Within this social movement, the Tate museum in London is – for example – looking for the name of an anonymous black woman portrayed in the role of a servant. Rieffe: "This gives her an identity, which never comes into question for white people in paintings from the colonial past. The question is, what does this representation in this museum collection do to the self-image of young people of color, regarding their own views on their own position in society? Young people of color may ask legitimate questions: ‘Does this culture include me? What does this say about my history, about my great-grandmother or great-grandfather?’ Many teenagers no longer go to museums. But how could museums attract young people, or – perhaps more importantly – how can young people themselves contribute? Many young people already express themselves through different art forms. "
Bijnaar considers it important that the museum and heritage sector present itself more as part of an increasingly multicultural Dutch society, where as many people as possible – in all their diversity – can take their place in it for granted. "We are concerned with not only recognizing how the museum presents itself externally, but also through its staff representation. That is why I am glad we are targeting the professionals of tomorrow." A growing number of large Dutch museums are now actively contributing to the network. Rieffe: "BLM has been a huge boost for a movement that has been going on in the black community for a long time. Now it is finally catching on in wider society.”
Young people of color
Bijnaar has invited Rieffe to serve on the Expert Group ‘Musea bekennen kleur’ because of her knowledge of children and young people. Rieffe: "Culture is an expression of prevailing norms and values. Do children and young people of color agree with these?” ‘Musea bekennen kleur’ provides an educational program for eighth graders that poses a core question: Why is it important to keep talking about diversity and inclusion? Bijnaar: "We want students to become aware of the importance of diversity and inclusion, and provide them with concrete solutions in their immediate environment, both now and later in their career."
Diversity in the media
Sylvana Terlage is a communication specialist for Museums Acknowledging Color, and adds that diversity in the media is also extremely important. "The media and the cultural sector are pre-eminent platforms for challenging people to look at each other differently, and – above all – listen to other perspectives. It is precisely there that more representations of different world views are needed."
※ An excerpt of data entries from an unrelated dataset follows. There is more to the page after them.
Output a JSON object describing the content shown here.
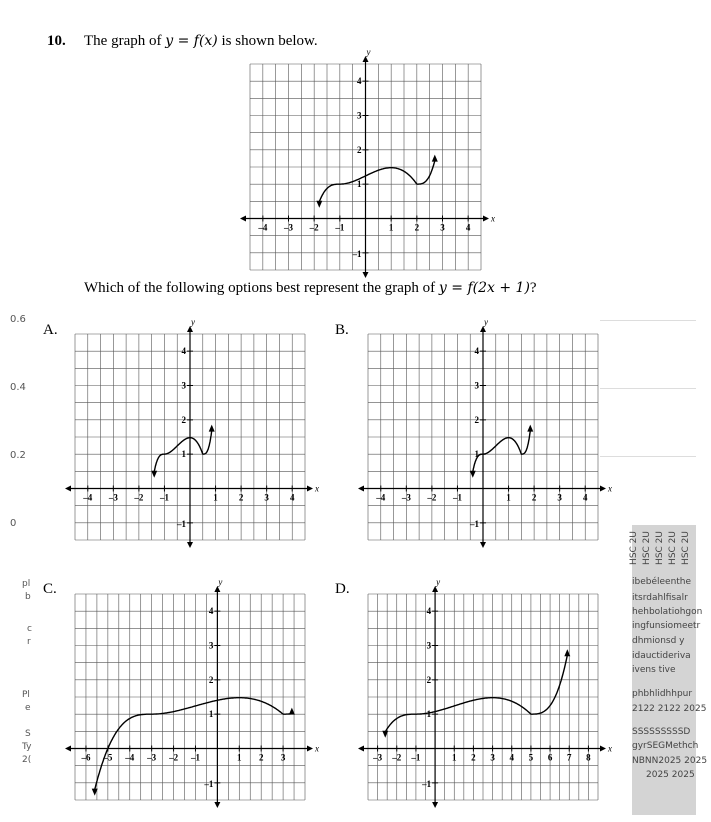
{
  "question": {
    "number": "10.",
    "stem_prefix": "The graph of ",
    "stem_math": "y = f(x)",
    "stem_suffix": " is shown below.",
    "prompt_prefix": "Which of the following options best represent the graph of ",
    "prompt_math": "y = f(2x + 1)",
    "prompt_suffix": "?"
  },
  "axis_names": {
    "x": "x",
    "y": "y"
  },
  "graphs": {
    "main": {
      "x_ticks": [
        "-4",
        "-3",
        "-2",
        "-1",
        "1",
        "2",
        "3",
        "4"
      ],
      "y_ticks": [
        "-1",
        "1",
        "2",
        "3",
        "4"
      ]
    },
    "A": {
      "label": "A.",
      "x_ticks": [
        "-4",
        "-3",
        "-2",
        "-1",
        "1",
        "2",
        "3",
        "4"
      ],
      "y_ticks": [
        "-1",
        "1",
        "2",
        "3",
        "4"
      ]
    },
    "B": {
      "label": "B.",
      "x_ticks": [
        "-4",
        "-3",
        "-2",
        "-1",
        "1",
        "2",
        "3",
        "4"
      ],
      "y_ticks": [
        "-1",
        "1",
        "2",
        "3",
        "4"
      ]
    },
    "C": {
      "label": "C.",
      "x_ticks": [
        "-6",
        "-5",
        "-4",
        "-3",
        "-2",
        "-1",
        "1",
        "2",
        "3"
      ],
      "y_ticks": [
        "-1",
        "1",
        "2",
        "3",
        "4"
      ]
    },
    "D": {
      "label": "D.",
      "x_ticks": [
        "-3",
        "-2",
        "-1",
        "1",
        "2",
        "3",
        "4",
        "5",
        "6",
        "7",
        "8"
      ],
      "y_ticks": [
        "-1",
        "1",
        "2",
        "3",
        "4"
      ]
    }
  },
  "background_axis_labels": [
    "0.6",
    "0.4",
    "0.2",
    "0"
  ],
  "side_panel": {
    "header": [
      "HSC 2U",
      "HSC 2U",
      "HSC 2U",
      "HSC 2U",
      "HSC 2U"
    ],
    "lines": [
      "ibebéleenthe",
      "itsrdahlfisalr",
      "hehbolatiohgon",
      "ingfunsiomeetr",
      "dhmionsd y",
      "idauctideriva",
      "ivens tive",
      "phbhlidhhpur",
      "2122 2122 2025",
      "SSSSSSSSSD",
      "gyrSEGMethch",
      "NBNN2025 2025",
      "2025 2025"
    ]
  },
  "left_fragments": [
    "pl",
    "b",
    "c",
    "r",
    "Pl",
    "e",
    "S",
    "Ty",
    "2("
  ]
}
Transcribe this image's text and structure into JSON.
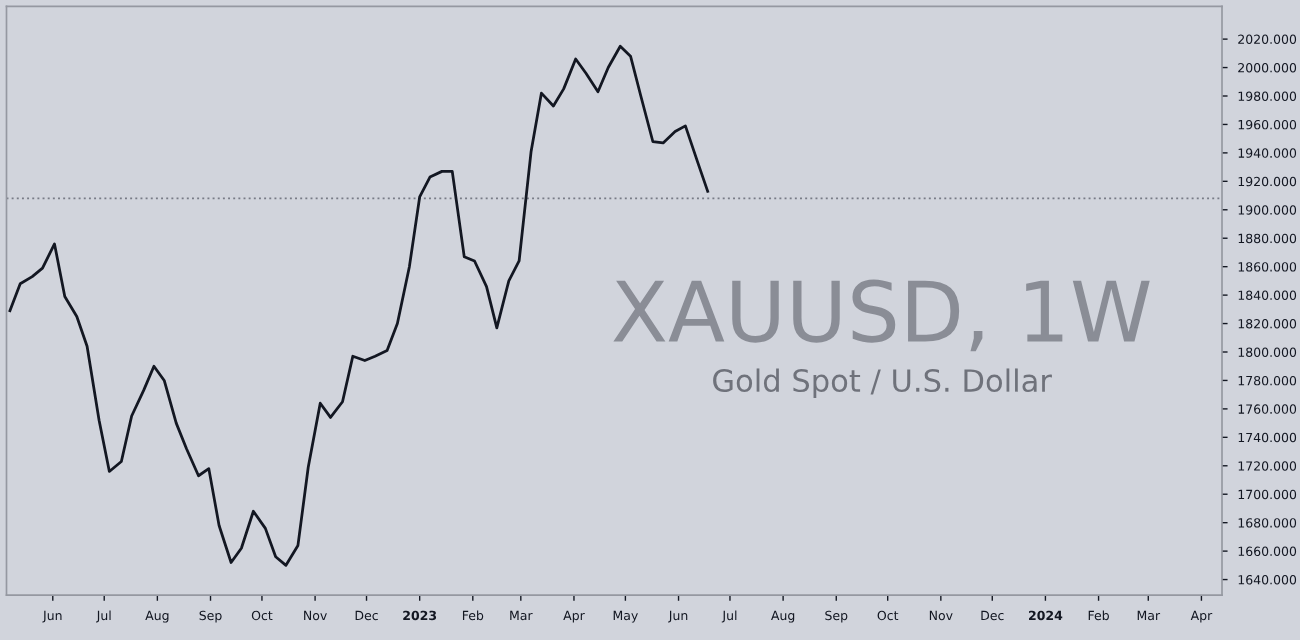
{
  "chart_data": {
    "type": "line",
    "title": "XAUUSD, 1W",
    "subtitle": "Gold Spot / U.S. Dollar",
    "x": [
      "2022-05-07",
      "2022-05-13",
      "2022-05-20",
      "2022-05-26",
      "2022-06-02",
      "2022-06-08",
      "2022-06-15",
      "2022-06-21",
      "2022-06-28",
      "2022-07-04",
      "2022-07-11",
      "2022-07-17",
      "2022-07-24",
      "2022-07-30",
      "2022-08-05",
      "2022-08-12",
      "2022-08-18",
      "2022-08-25",
      "2022-08-31",
      "2022-09-06",
      "2022-09-13",
      "2022-09-19",
      "2022-09-26",
      "2022-10-03",
      "2022-10-09",
      "2022-10-15",
      "2022-10-22",
      "2022-10-28",
      "2022-11-04",
      "2022-11-10",
      "2022-11-17",
      "2022-11-23",
      "2022-11-30",
      "2022-12-06",
      "2022-12-13",
      "2022-12-19",
      "2022-12-26",
      "2023-01-01",
      "2023-01-07",
      "2023-01-14",
      "2023-01-20",
      "2023-01-27",
      "2023-02-02",
      "2023-02-09",
      "2023-02-15",
      "2023-02-22",
      "2023-02-28",
      "2023-03-07",
      "2023-03-13",
      "2023-03-20",
      "2023-03-26",
      "2023-04-02",
      "2023-04-08",
      "2023-04-15",
      "2023-04-21",
      "2023-04-28",
      "2023-05-04",
      "2023-05-10",
      "2023-05-17",
      "2023-05-23",
      "2023-05-30",
      "2023-06-05",
      "2023-06-12",
      "2023-06-18"
    ],
    "series": [
      {
        "color": "#131722",
        "values": [
          1829,
          1848,
          1853,
          1859,
          1876,
          1839,
          1825,
          1804,
          1752,
          1716,
          1723,
          1755,
          1773,
          1790,
          1780,
          1750,
          1732,
          1713,
          1718,
          1678,
          1652,
          1662,
          1688,
          1676,
          1656,
          1650,
          1664,
          1719,
          1764,
          1754,
          1765,
          1797,
          1794,
          1797,
          1801,
          1820,
          1860,
          1909,
          1923,
          1927,
          1927,
          1867,
          1864,
          1846,
          1817,
          1850,
          1864,
          1941,
          1982,
          1973,
          1985,
          2006,
          1996,
          1983,
          2000,
          2015,
          2008,
          1980,
          1948,
          1947,
          1955,
          1959,
          1934,
          1913
        ]
      }
    ],
    "xlim": [
      "2022-05-05",
      "2024-04-13"
    ],
    "xticks": [
      {
        "value": "2022-06-01",
        "label": "Jun"
      },
      {
        "value": "2022-07-01",
        "label": "Jul"
      },
      {
        "value": "2022-08-01",
        "label": "Aug"
      },
      {
        "value": "2022-09-01",
        "label": "Sep"
      },
      {
        "value": "2022-10-01",
        "label": "Oct"
      },
      {
        "value": "2022-11-01",
        "label": "Nov"
      },
      {
        "value": "2022-12-01",
        "label": "Dec"
      },
      {
        "value": "2023-01-01",
        "label": "2023"
      },
      {
        "value": "2023-02-01",
        "label": "Feb"
      },
      {
        "value": "2023-03-01",
        "label": "Mar"
      },
      {
        "value": "2023-04-01",
        "label": "Apr"
      },
      {
        "value": "2023-05-01",
        "label": "May"
      },
      {
        "value": "2023-06-01",
        "label": "Jun"
      },
      {
        "value": "2023-07-01",
        "label": "Jul"
      },
      {
        "value": "2023-08-01",
        "label": "Aug"
      },
      {
        "value": "2023-09-01",
        "label": "Sep"
      },
      {
        "value": "2023-10-01",
        "label": "Oct"
      },
      {
        "value": "2023-11-01",
        "label": "Nov"
      },
      {
        "value": "2023-12-01",
        "label": "Dec"
      },
      {
        "value": "2024-01-01",
        "label": "2024"
      },
      {
        "value": "2024-02-01",
        "label": "Feb"
      },
      {
        "value": "2024-03-01",
        "label": "Mar"
      },
      {
        "value": "2024-04-01",
        "label": "Apr"
      }
    ],
    "ylim": [
      1629,
      2043
    ],
    "yticks": [
      {
        "value": 1640,
        "label": "1640.000"
      },
      {
        "value": 1660,
        "label": "1660.000"
      },
      {
        "value": 1680,
        "label": "1680.000"
      },
      {
        "value": 1700,
        "label": "1700.000"
      },
      {
        "value": 1720,
        "label": "1720.000"
      },
      {
        "value": 1740,
        "label": "1740.000"
      },
      {
        "value": 1760,
        "label": "1760.000"
      },
      {
        "value": 1780,
        "label": "1780.000"
      },
      {
        "value": 1800,
        "label": "1800.000"
      },
      {
        "value": 1820,
        "label": "1820.000"
      },
      {
        "value": 1840,
        "label": "1840.000"
      },
      {
        "value": 1860,
        "label": "1860.000"
      },
      {
        "value": 1880,
        "label": "1880.000"
      },
      {
        "value": 1900,
        "label": "1900.000"
      },
      {
        "value": 1920,
        "label": "1920.000"
      },
      {
        "value": 1940,
        "label": "1940.000"
      },
      {
        "value": 1960,
        "label": "1960.000"
      },
      {
        "value": 1980,
        "label": "1980.000"
      },
      {
        "value": 2000,
        "label": "2000.000"
      },
      {
        "value": 2020,
        "label": "2020.000"
      }
    ],
    "ref_lines": [
      {
        "axis": "y",
        "value": 1908,
        "color": "#787b86",
        "line_style": "dotted"
      }
    ],
    "grid": false,
    "legend": false,
    "marker": "none",
    "line_style": "solid"
  }
}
Bijnaar attaches great importance to her connection with Leiden University. "Carolien Rieffe has for many years shown great involvement in issues that are now leading to a bigger debate through the BLM movement. Many years ago, Carolien investigated the emergence of Black Studies in the 1960s in the US: why did the black community in the US find it necessary to challenge the results of scientific publications? Why were there only white scientists, and why was a black perspective in science absent? These questions are still relevant today. Carolien wants to make science and scientists aware of this.” Rieffe looks ahead: "A leading question should be whether young people of color endorse the prevailing norms and values."
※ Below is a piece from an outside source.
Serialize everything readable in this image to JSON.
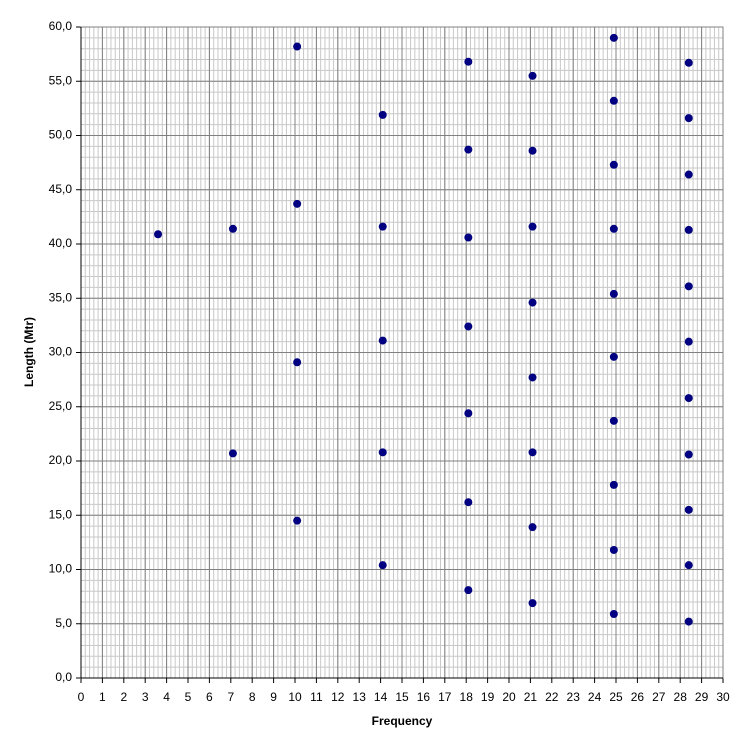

Banner left to right: Aspha Bijnaar (Musea Bekennen Kleur), Touria Meliani (Culture Counsilor in Amsterdam) and Lidewij de Koekkoek (Museum het Rembrandthuis) at the opening of the exhibition 'Here. Black in Rembrandt's time'.
This initiative by the Central Museum Utrecht, Bonnefanten, Van Abbemuseum and Frans Hals Museum is also embraced by the other museums in the Netherlands. The Museums not only want to talk about diversity and inclusion, but also actively bring this forward in their museums. This led to the emergence of the Expert Group “Musea Bekennen Kleur”. The Expert Group consists of 20 people, actively involved in the domains of heritage, science, arts, education, and journalism. In close collaboration with the participating museums, they will develop a manifest for the upcoming years to achieve the goals set by the aim for diversity and inclusion.